Since then, Vloet is no longer the guy who, like the prevailing image of the stereotypical young footballer, is only concerned with fast cars and beautiful women. "I sound like an old fart now, but I've had those days. I now know what the main things in life are."

'The perfect match'

It's partly because of that development that the choice for Heracles seems to be working out. With seven goals and three assists, Vloet grew into a key player in Frank Wormuth's squad in the first half of the season.

The absolute highlight was of course the victory of the Dutchman.

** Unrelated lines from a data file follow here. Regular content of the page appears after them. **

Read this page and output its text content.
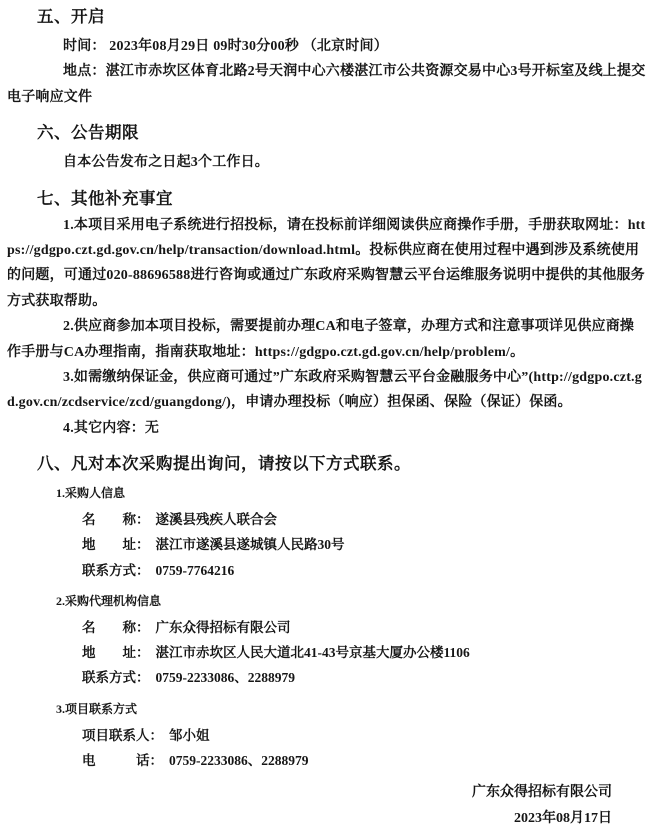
五、开启
时间： 2023年08月29日 09时30分00秒 （北京时间）
地点：湛江市赤坎区体育北路2号天润中心六楼湛江市公共资源交易中心3号开标室及线上提交电子响应文件
六、公告期限
自本公告发布之日起3个工作日。
七、其他补充事宜
1.本项目采用电子系统进行招投标，请在投标前详细阅读供应商操作手册，手册获取网址：https://gdgpo.czt.gd.gov.cn/help/transaction/download.html。投标供应商在使用过程中遇到涉及系统使用的问题，可通过020-88696588进行咨询或通过广东政府采购智慧云平台运维服务说明中提供的其他服务方式获取帮助。
2.供应商参加本项目投标，需要提前办理CA和电子签章，办理方式和注意事项详见供应商操作手册与CA办理指南，指南获取地址：https://gdgpo.czt.gd.gov.cn/help/problem/。
3.如需缴纳保证金，供应商可通过”广东政府采购智慧云平台金融服务中心”(http://gdgpo.czt.gd.gov.cn/zcdservice/zcd/guangdong/)，申请办理投标（响应）担保函、保险（保证）保函。
4.其它内容：无
八、凡对本次采购提出询问，请按以下方式联系。
1.采购人信息
名　　称： 遂溪县残疾人联合会
地　　址： 湛江市遂溪县遂城镇人民路30号
联系方式： 0759-7764216
2.采购代理机构信息
名　　称： 广东众得招标有限公司
地　　址： 湛江市赤坎区人民大道北41-43号京基大厦办公楼1106
联系方式： 0759-2233086、2288979
3.项目联系方式
项目联系人： 邹小姐
电　　　话： 0759-2233086、2288979
广东众得招标有限公司
2023年08月17日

"The crazy thing is that you only enjoy it for a short time. After the match I got into the car with a great feeling, but during the drive home I was already thinking about the future: How am I going to surpass this? What did I do today that I need to do again next week? What if opponents start paying more attention to me? That kind of questions."

New goal: 15 goals

In the following matches Vloet noticed that opponents indeed gave him less space than before. "Then it became clear that it was more difficult to score goals," the Brabander admits. Toughly speaking, the target Vloet set himself at the start of the season is already in sight. "I didn't say it out loud at the time, but I had set myself the target of finishing in the double digits."

To achieve that, the club's players have to be in the top three.

To achieve that, just three more goals are needed in the remaining nineteen games. "That doesn't sound very ambitious does it? Shall I adjust that to fifteen goals now? Yes, I will!"